REPUBLIKA.CO.ID, SEMARANG -- Penghasilan (gaji) sebagai pekerja migran yang relatif lebih besar dibandingkan dengan di negara sendiri masih menjadi daya tarik bagi masyarakat untuk bekerja di luar negeri.
Yang menjadi persoalan, besarnya hasrat dan daya tarik untuk bekerja di negara orang ini membuat masyarakat ‘lupa’ bahwa tingkat pendidikan mereka sebenarnya tidak mendukung untuk menjadi pekerja migran.
Kepala Balai Pelayanan Perlindungan Pekerja Migran Indonesia (BP3PMI) Provinsi Jawa Tengah, Pujiono mengungkapkan, rata-rata mereka yang menjadi korban memang tertarik karena iming-iming gaji besar walaupun pendidikannya rendah.

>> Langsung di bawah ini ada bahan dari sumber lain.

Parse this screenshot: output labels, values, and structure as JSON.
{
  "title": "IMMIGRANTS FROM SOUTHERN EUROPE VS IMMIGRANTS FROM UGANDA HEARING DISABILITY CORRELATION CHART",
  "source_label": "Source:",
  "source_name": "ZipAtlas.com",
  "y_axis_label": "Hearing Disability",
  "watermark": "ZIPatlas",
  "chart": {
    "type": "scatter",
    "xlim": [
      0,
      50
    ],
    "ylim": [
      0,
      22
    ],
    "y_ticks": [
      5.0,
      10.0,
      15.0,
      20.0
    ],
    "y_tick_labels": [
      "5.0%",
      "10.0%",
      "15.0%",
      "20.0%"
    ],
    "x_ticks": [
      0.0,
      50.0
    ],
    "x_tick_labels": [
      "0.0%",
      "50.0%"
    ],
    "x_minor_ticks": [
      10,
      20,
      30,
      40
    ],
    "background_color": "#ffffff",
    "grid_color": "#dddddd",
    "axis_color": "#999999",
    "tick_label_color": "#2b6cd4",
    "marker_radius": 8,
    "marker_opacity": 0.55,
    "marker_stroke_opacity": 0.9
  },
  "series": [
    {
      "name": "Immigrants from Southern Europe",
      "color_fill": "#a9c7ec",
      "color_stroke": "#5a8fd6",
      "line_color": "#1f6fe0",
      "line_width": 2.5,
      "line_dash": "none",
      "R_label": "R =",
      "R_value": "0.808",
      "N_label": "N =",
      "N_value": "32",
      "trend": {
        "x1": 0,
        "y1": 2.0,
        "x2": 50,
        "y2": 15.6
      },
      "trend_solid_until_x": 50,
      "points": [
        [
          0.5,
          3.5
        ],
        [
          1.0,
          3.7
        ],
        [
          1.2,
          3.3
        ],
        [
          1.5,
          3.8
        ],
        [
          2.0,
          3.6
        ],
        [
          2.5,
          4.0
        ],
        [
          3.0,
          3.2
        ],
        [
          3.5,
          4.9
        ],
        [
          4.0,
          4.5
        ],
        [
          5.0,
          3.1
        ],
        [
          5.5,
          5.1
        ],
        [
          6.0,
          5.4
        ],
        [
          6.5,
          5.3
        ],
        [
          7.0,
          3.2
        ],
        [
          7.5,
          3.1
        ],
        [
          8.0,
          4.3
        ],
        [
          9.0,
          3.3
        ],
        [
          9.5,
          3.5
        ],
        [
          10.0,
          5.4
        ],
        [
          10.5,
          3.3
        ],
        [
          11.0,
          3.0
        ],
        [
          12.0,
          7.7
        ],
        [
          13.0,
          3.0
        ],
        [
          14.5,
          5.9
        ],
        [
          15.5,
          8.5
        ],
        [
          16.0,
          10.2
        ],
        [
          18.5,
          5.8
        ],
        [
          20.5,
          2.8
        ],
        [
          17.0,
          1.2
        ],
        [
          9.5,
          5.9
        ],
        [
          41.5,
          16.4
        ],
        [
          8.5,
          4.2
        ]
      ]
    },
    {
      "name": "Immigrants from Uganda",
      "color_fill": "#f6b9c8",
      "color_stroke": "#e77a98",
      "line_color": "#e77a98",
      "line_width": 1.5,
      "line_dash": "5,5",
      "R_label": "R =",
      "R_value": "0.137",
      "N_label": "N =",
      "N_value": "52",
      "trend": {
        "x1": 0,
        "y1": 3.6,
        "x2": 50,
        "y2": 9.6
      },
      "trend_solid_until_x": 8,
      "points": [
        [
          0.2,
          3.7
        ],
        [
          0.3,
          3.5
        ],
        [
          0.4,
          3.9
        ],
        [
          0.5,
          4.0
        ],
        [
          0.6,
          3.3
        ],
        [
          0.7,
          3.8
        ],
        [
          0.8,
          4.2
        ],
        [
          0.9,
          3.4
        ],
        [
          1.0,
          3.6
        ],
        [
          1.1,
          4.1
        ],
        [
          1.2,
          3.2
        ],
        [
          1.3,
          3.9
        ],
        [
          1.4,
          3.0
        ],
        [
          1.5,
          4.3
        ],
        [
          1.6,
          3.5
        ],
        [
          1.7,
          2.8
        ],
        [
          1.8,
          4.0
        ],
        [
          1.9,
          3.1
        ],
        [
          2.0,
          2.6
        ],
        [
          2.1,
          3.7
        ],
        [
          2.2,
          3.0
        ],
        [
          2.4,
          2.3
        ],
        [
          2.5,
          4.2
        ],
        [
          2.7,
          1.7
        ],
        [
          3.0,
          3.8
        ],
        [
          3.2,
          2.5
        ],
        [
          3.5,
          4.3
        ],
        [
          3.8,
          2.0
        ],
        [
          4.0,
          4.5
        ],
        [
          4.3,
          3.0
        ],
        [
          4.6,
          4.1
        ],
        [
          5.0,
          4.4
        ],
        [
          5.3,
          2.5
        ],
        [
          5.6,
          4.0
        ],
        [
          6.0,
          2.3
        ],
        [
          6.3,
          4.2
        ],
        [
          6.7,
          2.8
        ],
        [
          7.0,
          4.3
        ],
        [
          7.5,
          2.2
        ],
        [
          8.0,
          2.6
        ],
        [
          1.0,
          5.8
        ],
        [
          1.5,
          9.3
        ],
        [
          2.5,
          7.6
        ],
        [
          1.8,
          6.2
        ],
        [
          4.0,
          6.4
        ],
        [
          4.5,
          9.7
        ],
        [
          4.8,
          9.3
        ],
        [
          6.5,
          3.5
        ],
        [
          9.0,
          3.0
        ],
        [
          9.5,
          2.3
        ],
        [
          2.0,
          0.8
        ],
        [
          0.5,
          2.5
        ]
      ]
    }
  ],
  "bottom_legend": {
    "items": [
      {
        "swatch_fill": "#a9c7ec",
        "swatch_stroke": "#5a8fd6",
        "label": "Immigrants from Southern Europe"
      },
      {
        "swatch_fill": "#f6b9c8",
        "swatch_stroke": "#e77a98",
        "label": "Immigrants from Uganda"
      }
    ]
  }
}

Ia menyebut di negara Korea Selatan (Korsel) untuk pekerja seperti manufaktur atau pekerja di sektor perikanan, gajinya sampai Rp 23 juta jika dirupiahkan (dikurskan dengan mata uang rupiah, red.).
“Kalau di sini dengan pendidikan yang rendah tidak sampai sebesar itu gaji atau penghasilannya,” ungkapnya, di sela konferansi pers pengungkapan kasus tindak pidana perdagangan orang (TPPO) di Mapolda Jateng, Senin (12/6/2023).
Yang menjadi persoalan, jelas Pujiono, di tengah besarnya minat sebagian masyarakat yang ingin menjadi pekerja migran atau bekerja di luar negeri ini ada pihak-pihak yang memanfaatkan situasi tersebut.
Misalnya dengan merekrut dan menjanjikan bisa menyalurkan bekerja di luar negeri dengan gaji yang besar namun cara-cara yang juga bisa dikatakan ilegal hingga masyarakat menjadi korban TPPO.
Pujiono pun berharap ke depan persoalan-persoalan TPPO ini bisa dicegah dan diungkap melalui kerja sama dan sinergitas yang terjalin. “Baik sinergitas dengan aparat penegak hukum (APH) maupun dengan antar pemangku kepentingan terkait,” tegasnya.
Sementara itu, dalam konferensi pers ini, Satgas TPPO juga mengungkap motif tersangka adalah mendapatkan keuntungan berkedok perekrutan dan penempatan pekerja migran di luar negeri.
Kepala Satgas TPPO Polda Jateng, Brigjen Pol Abiyoso Seno Aji mengungkapkan, para tersangka (perorangan) yang diamankan dalam kasus dugaan TPPO mengaku rata-rata dulunya pernah menjadi pekerja migran.
Kemudian mereka merekrut orang lain di Indonesia untuk ikut bekerja di sana. “Dari beberapa kasus yang diungkap kasusnya adalah mereka yang pernah menjadi anak buah kapal (ABK) asing," ungkap dia.